The reality was something quite different. For some bizarre reason, people prefer to watch “Star Trek” reruns splayed out on the couch or in bed, not sitting upright at their desk staring at the same computer where they spent the entire day working. Television’s not going anywhere, but it is changing rapidly as it becomes more Web-like in its interactivity and the like.
Meanwhile, the blogosphere is coalescing. Media outlets are starting blogs and buying up the best bloggers. Independent bloggers are joining forces to achieve economies of scale for advertising and editorial direction. Just this week a small consortium of some of the best bloggers formed to create Pajamas Media. It is not inconceivable that consolidation will continue to the point where bloggers become new online newspapers.
In South Korea there’s already an online daily staffed mostly by 30,000 volunteer “citizen journalists” with a few professional editors handling the copy and fact-checking.
This may sound like a brave new world, but the idea of writers banding together to put out a joint publication is hardly new.
We used to call them “magazines.” If history is any guide, the Internet won’t kill the traditional media, it will be absorbed by it.
Much as I generally admire Jonah’s writing, I think he’s somewhat offbase here: I don’t think any of the Pajama prime movers (yes, the spelling in the title above is yet another Zappa homage) think that newspapers are going to vanish anytime soon. But just as the big three TV network news orginizations of the 1950s through the end of the 1970s have had to adjust to a world that also includes CNN and (more significantly in terms of how they’ve impacted the mainstream media) Fox News, newspapers are slowly (and sometimes painfully) adjusting to a world where they’re definitely no longer the sole source of opinion-shaping anymore.
According to the New York Sun, in an ideal world, they wouldn’t be the sole source of reporting either:
Instapundit.com’s Mr. Reynolds, a University of Tennessee law professor whose blog averages more than 130,000 unique visitors a day – according to the Truth Laid Bear, a blog that tracks Web log traffic – said large press organizations have nothing to fear from a successful Pajamas Media.
“I think it is a tired cliche that because there won’t be newspaper editors at PJM, that somehow the product will be diminished,” Mr. Reynolds said. “We do not need four or five layers of editors to screw this up like they have at the L.A. Times. Hopefully, we’ll have live feeds and middle-of-the-crowd commentary from the next Beirut demonstration.”

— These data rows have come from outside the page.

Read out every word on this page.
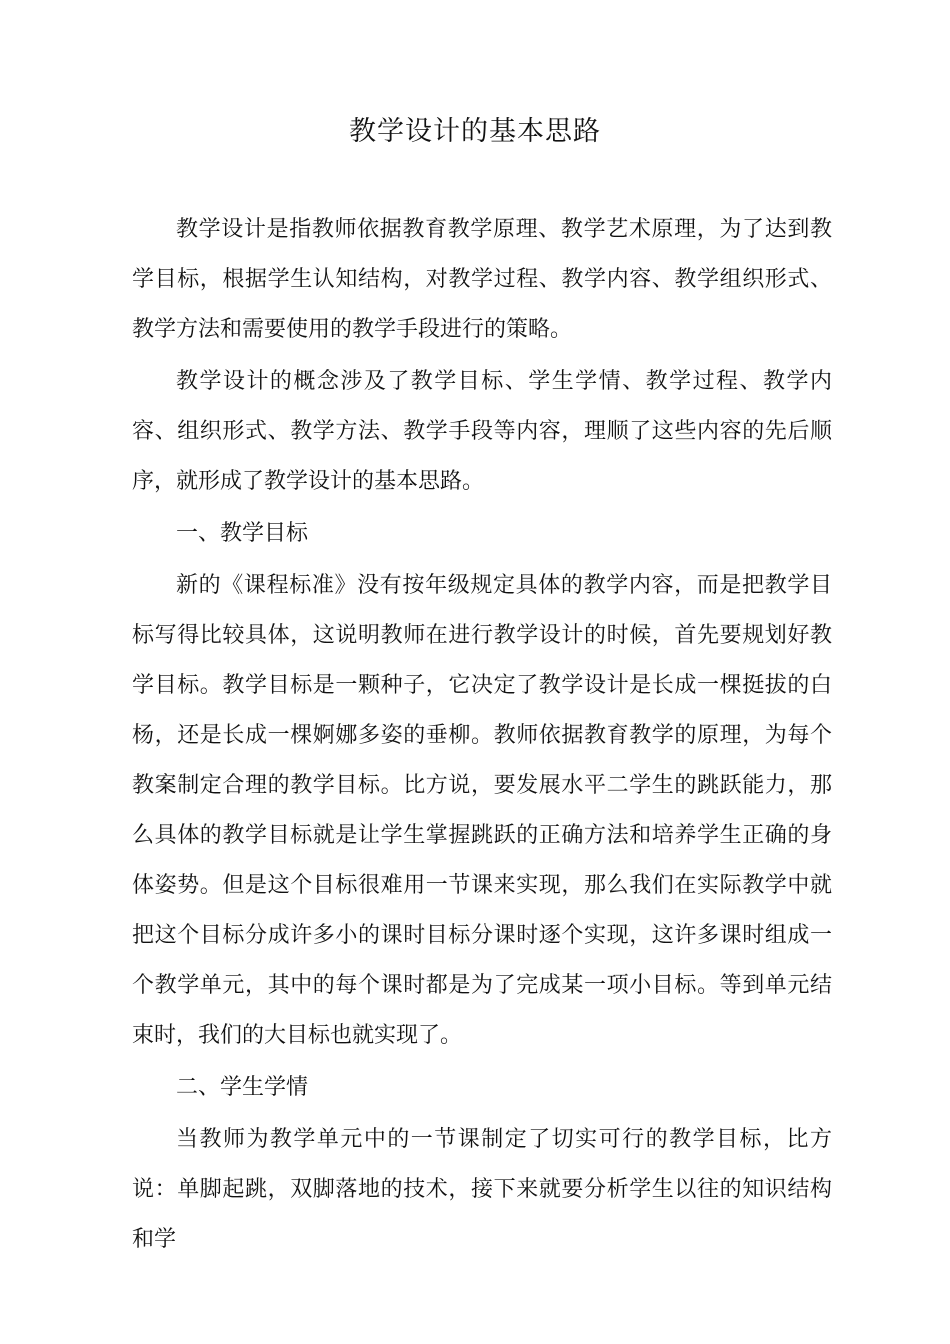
教学设计的基本思路

教学设计是指教师依据教育教学原理、教学艺术原理，为了达到教学目标，根据学生认知结构，对教学过程、教学内容、教学组织形式、教学方法和需要使用的教学手段进行的策略。

教学设计的概念涉及了教学目标、学生学情、教学过程、教学内容、组织形式、教学方法、教学手段等内容，理顺了这些内容的先后顺序，就形成了教学设计的基本思路。

一、教学目标

新的《课程标准》没有按年级规定具体的教学内容，而是把教学目标写得比较具体，这说明教师在进行教学设计的时候，首先要规划好教学目标。教学目标是一颗种子，它决定了教学设计是长成一棵挺拔的白杨，还是长成一棵婀娜多姿的垂柳。教师依据教育教学的原理，为每个教案制定合理的教学目标。比方说，要发展水平二学生的跳跃能力，那么具体的教学目标就是让学生掌握跳跃的正确方法和培养学生正确的身体姿势。但是这个目标很难用一节课来实现，那么我们在实际教学中就把这个目标分成许多小的课时目标分课时逐个实现，这许多课时组成一个教学单元，其中的每个课时都是为了完成某一项小目标。等到单元结束时，我们的大目标也就实现了。

二、学生学情

当教师为教学单元中的一节课制定了切实可行的教学目标，比方说：单脚起跳，双脚落地的技术，接下来就要分析学生以往的知识结构和学
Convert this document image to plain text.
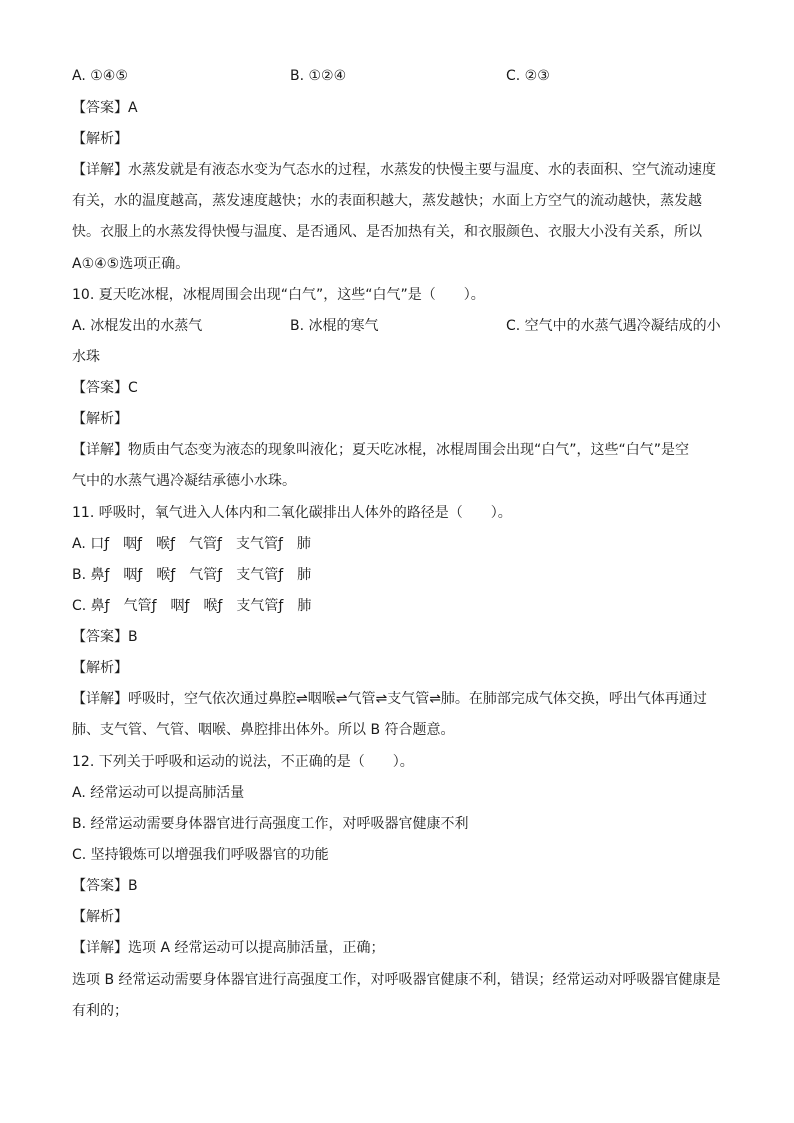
A. ①④⑤	B. ①②④	C. ②③
【答案】A
【解析】
【详解】水蒸发就是有液态水变为气态水的过程，水蒸发的快慢主要与温度、水的表面积、空气流动速度
有关，水的温度越高，蒸发速度越快；水的表面积越大，蒸发越快；水面上方空气的流动越快，蒸发越
快。衣服上的水蒸发得快慢与温度、是否通风、是否加热有关，和衣服颜色、衣服大小没有关系，所以
A①④⑤选项正确。
10. 夏天吃冰棍，冰棍周围会出现“白气”，这些“白气”是（　　）。
A. 冰棍发出的水蒸气	B. 冰棍的寒气	C. 空气中的水蒸气遇冷凝结成的小
水珠
【答案】C
【解析】
【详解】物质由气态变为液态的现象叫液化；夏天吃冰棍，冰棍周围会出现“白气”，这些“白气”是空
气中的水蒸气遇冷凝结承德小水珠。
11. 呼吸时，氧气进入人体内和二氧化碳排出人体外的路径是（　　）。
A. 口ƒ　咽ƒ　喉ƒ　气管ƒ　支气管ƒ　肺
B. 鼻ƒ　咽ƒ　喉ƒ　气管ƒ　支气管ƒ　肺
C. 鼻ƒ　气管ƒ　咽ƒ　喉ƒ　支气管ƒ　肺
【答案】B
【解析】
【详解】呼吸时，空气依次通过鼻腔⇌咽喉⇌气管⇌支气管⇌肺。在肺部完成气体交换，呼出气体再通过
肺、支气管、气管、咽喉、鼻腔排出体外。所以 B 符合题意。
12. 下列关于呼吸和运动的说法，不正确的是（　　）。
A. 经常运动可以提高肺活量
B. 经常运动需要身体器官进行高强度工作，对呼吸器官健康不利
C. 坚持锻炼可以增强我们呼吸器官的功能
【答案】B
【解析】
【详解】选项 A 经常运动可以提高肺活量，正确；
选项 B 经常运动需要身体器官进行高强度工作，对呼吸器官健康不利，错误；经常运动对呼吸器官健康是
有利的；
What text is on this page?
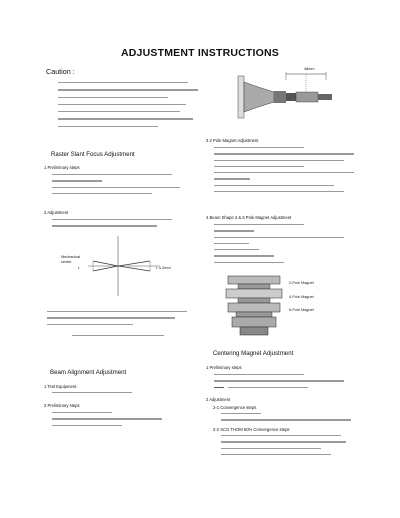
ADJUSTMENT INSTRUCTIONS
Caution :
Raster Slant Focus Adjustment
1 Preliminary steps
2 Adjustment
Mechanical
center
L	L ≤ 2mm
Beam Alignment Adjustment
1 Test Equipment
2 Preliminary steps
48mm
3 2 Pole Magnet Adjustment
4 Beam Shape 4 & 6 Pole Magnet Adjustment
2-Pole Magnet
4-Pole Magnet
6-Pole Magnet
Centering Magnet Adjustment
1 Preliminary steps
2 Adjustment
2-1 Convergence steps
2-2 SCG THOM 50% Convergence steps
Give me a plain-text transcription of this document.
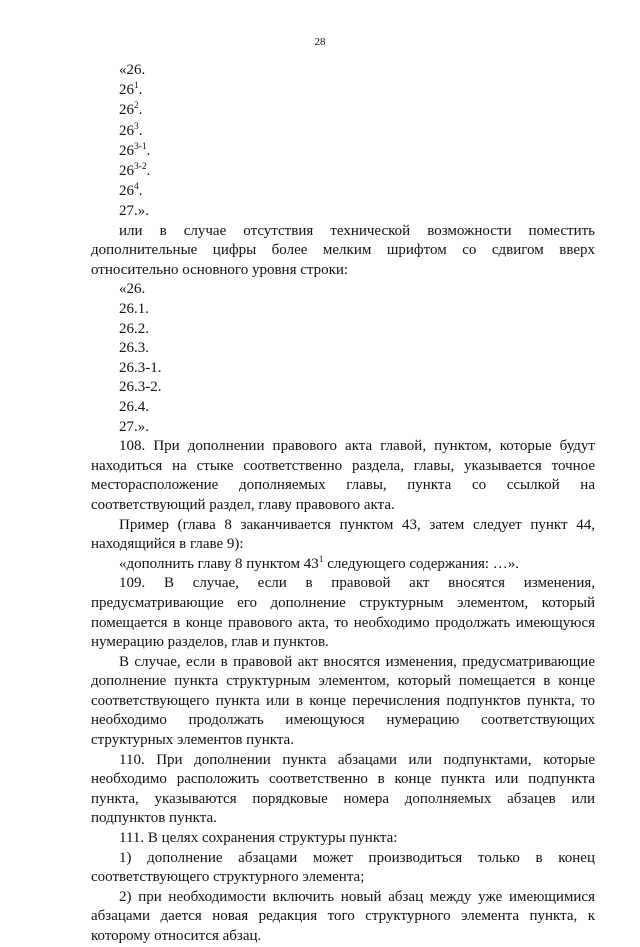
28

«26.

$26^1$.

$26^2$.

$26^3$.

26$^{3-1}$.

26$^{3-2}$.

$26^4$.

27.».

или в случае отсутствия технической возможности поместить дополнительные цифры более мелким шрифтом со сдвигом вверх относительно основного уровня строки:

«26.

26.1.

26.2.

26.3.

26.3-1.

26.3-2.

26.4.

27.».

108. При дополнении правового акта главой, пунктом, которые будут находиться на стыке соответственно раздела, главы, указывается точное месторасположение дополняемых главы, пункта со ссылкой на соответствующий раздел, главу правового акта.

Пример (глава 8 заканчивается пунктом 43, затем следует пункт 44, находящийся в главе 9):

«дополнить главу 8 пунктом $43^1$ следующего содержания: …».

109. В случае, если в правовой акт вносятся изменения, предусматривающие его дополнение структурным элементом, который помещается в конце правового акта, то необходимо продолжать имеющуюся нумерацию разделов, глав и пунктов.

В случае, если в правовой акт вносятся изменения, предусматривающие дополнение пункта структурным элементом, который помещается в конце соответствующего пункта или в конце перечисления подпунктов пункта, то необходимо продолжать имеющуюся нумерацию соответствующих структурных элементов пункта.

110. При дополнении пункта абзацами или подпунктами, которые необходимо расположить соответственно в конце пункта или подпункта пункта, указываются порядковые номера дополняемых абзацев или подпунктов пункта.

111. В целях сохранения структуры пункта:

1) дополнение абзацами может производиться только в конец соответствующего структурного элемента;

2) при необходимости включить новый абзац между уже имеющимися абзацами дается новая редакция того структурного элемента пункта, к которому относится абзац.
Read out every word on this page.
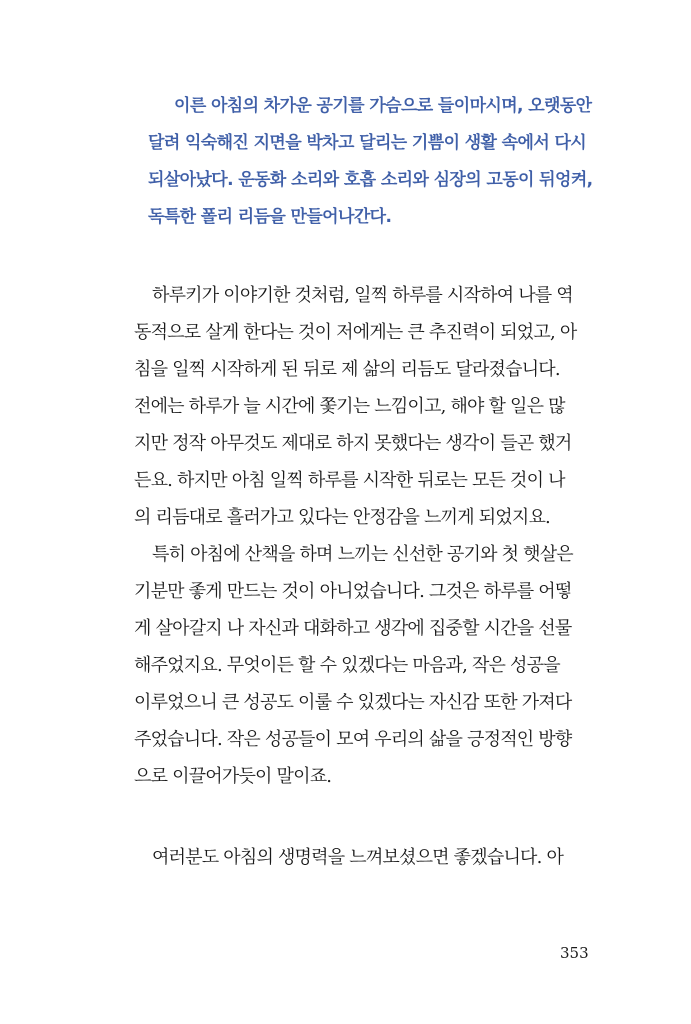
이른 아침의 차가운 공기를 가슴으로 들이마시며, 오랫동안
달려 익숙해진 지면을 박차고 달리는 기쁨이 생활 속에서 다시
되살아났다. 운동화 소리와 호흡 소리와 심장의 고동이 뒤엉켜,
독특한 폴리 리듬을 만들어나간다.
하루키가 이야기한 것처럼, 일찍 하루를 시작하여 나를 역
동적으로 살게 한다는 것이 저에게는 큰 추진력이 되었고, 아
침을 일찍 시작하게 된 뒤로 제 삶의 리듬도 달라졌습니다.
전에는 하루가 늘 시간에 쫓기는 느낌이고, 해야 할 일은 많
지만 정작 아무것도 제대로 하지 못했다는 생각이 들곤 했거
든요. 하지만 아침 일찍 하루를 시작한 뒤로는 모든 것이 나
의 리듬대로 흘러가고 있다는 안정감을 느끼게 되었지요.
특히 아침에 산책을 하며 느끼는 신선한 공기와 첫 햇살은
기분만 좋게 만드는 것이 아니었습니다. 그것은 하루를 어떻
게 살아갈지 나 자신과 대화하고 생각에 집중할 시간을 선물
해주었지요. 무엇이든 할 수 있겠다는 마음과, 작은 성공을
이루었으니 큰 성공도 이룰 수 있겠다는 자신감 또한 가져다
주었습니다. 작은 성공들이 모여 우리의 삶을 긍정적인 방향
으로 이끌어가듯이 말이죠.
여러분도 아침의 생명력을 느껴보셨으면 좋겠습니다. 아
353
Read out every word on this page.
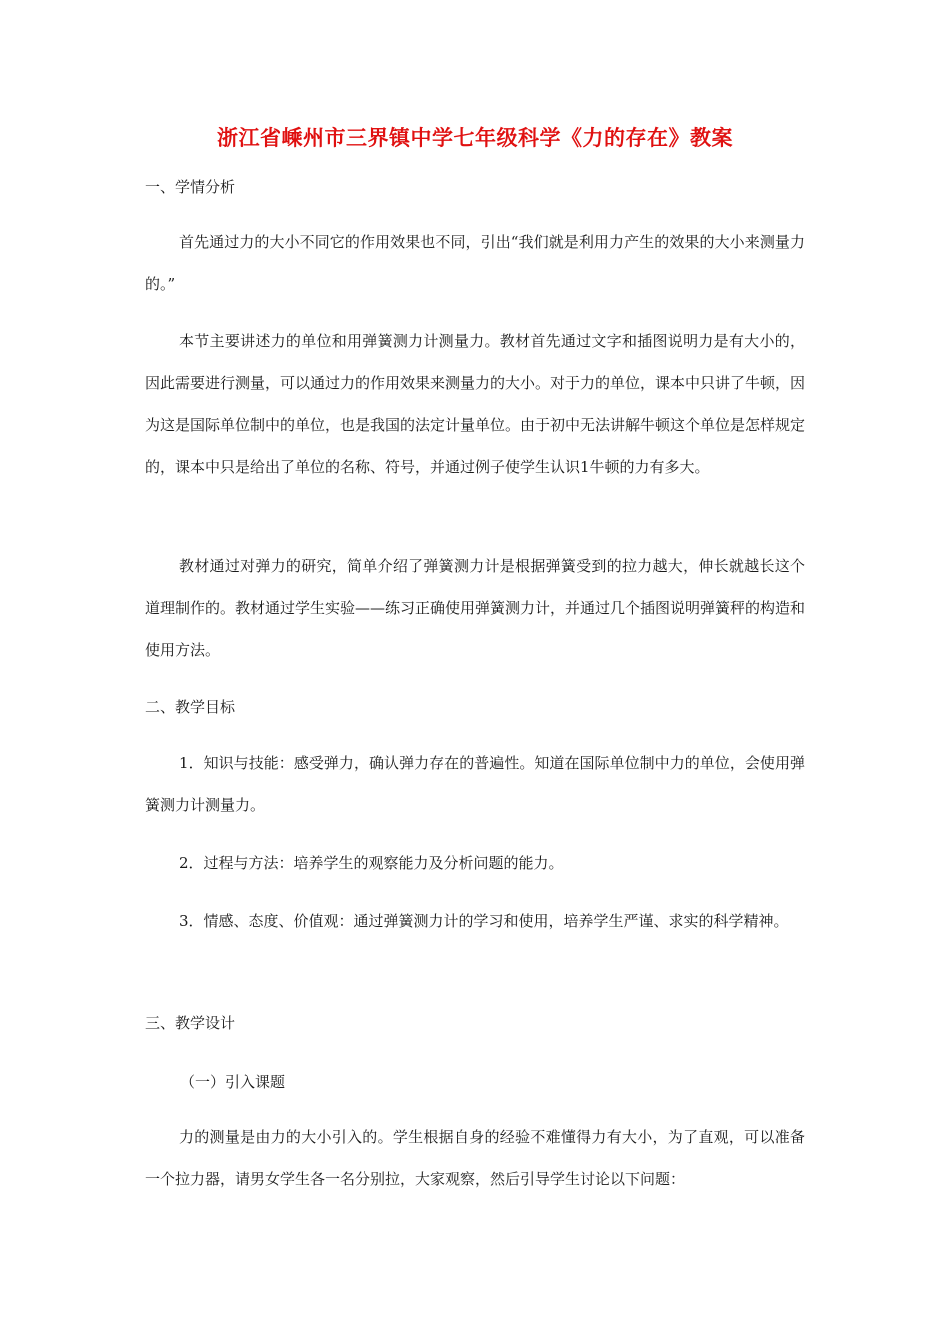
浙江省嵊州市三界镇中学七年级科学《力的存在》教案
一、学情分析
首先通过力的大小不同它的作用效果也不同，引出“我们就是利用力产生的效果的大小来测量力的。”
本节主要讲述力的单位和用弹簧测力计测量力。教材首先通过文字和插图说明力是有大小的，因此需要进行测量，可以通过力的作用效果来测量力的大小。对于力的单位，课本中只讲了牛顿，因为这是国际单位制中的单位，也是我国的法定计量单位。由于初中无法讲解牛顿这个单位是怎样规定的，课本中只是给出了单位的名称、符号，并通过例子使学生认识1牛顿的力有多大。
教材通过对弹力的研究，简单介绍了弹簧测力计是根据弹簧受到的拉力越大，伸长就越长这个道理制作的。教材通过学生实验——练习正确使用弹簧测力计，并通过几个插图说明弹簧秤的构造和使用方法。
二、教学目标
1．知识与技能：感受弹力，确认弹力存在的普遍性。知道在国际单位制中力的单位，会使用弹簧测力计测量力。
2．过程与方法：培养学生的观察能力及分析问题的能力。
3．情感、态度、价值观：通过弹簧测力计的学习和使用，培养学生严谨、求实的科学精神。
三、教学设计
（一）引入课题
力的测量是由力的大小引入的。学生根据自身的经验不难懂得力有大小，为了直观，可以准备一个拉力器，请男女学生各一名分别拉，大家观察，然后引导学生讨论以下问题：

Mr. Reynolds’s mention of the Los Angeles Times was a reference to a March 29 column by that paper’s press critic, David Shaw, asserting that reporting at the Times and other papers was preferable to the work of bloggers because of the multiple layers of editing that each story undergoes.
Mr. Reynolds argued that the work of the blogger-reporters of Pajamas Media would improve the quality of reporting on major events.
“Hopefully, reporters from larger organizations will use us as another resource to cite when they report on a big story,” he said. “We’re not a threat to their jobs, but we’ll make them do their jobs better since their will be another record out there.”
From a practical perspective, he said, one of the goals of the founders, once financing is in place, is to get a handheld camcorder and a laptop notebook into the hands of all their affiliated bloggers.
The economics of launching what is in effect a global blog-based wire service is complex but not insurmountable, Mr. Simon said.
“We have about seven different investment offers on the table right now,” he said, “so getting off the ground shouldn’t be a problem.”
Syndicating advertisements through affiliated blogs so that advertisers reach a global network, according to LittleGreenFootball’s Mr. Johnson, will sustain the project.
Makes sense to me–I did a piece in 2000 (and reprinted here, the following year) that discussed new methods of news gathering. May a thousand pajamas bloom–or some other equally painful twist on a metaphor that would be appropriate to end a post like this.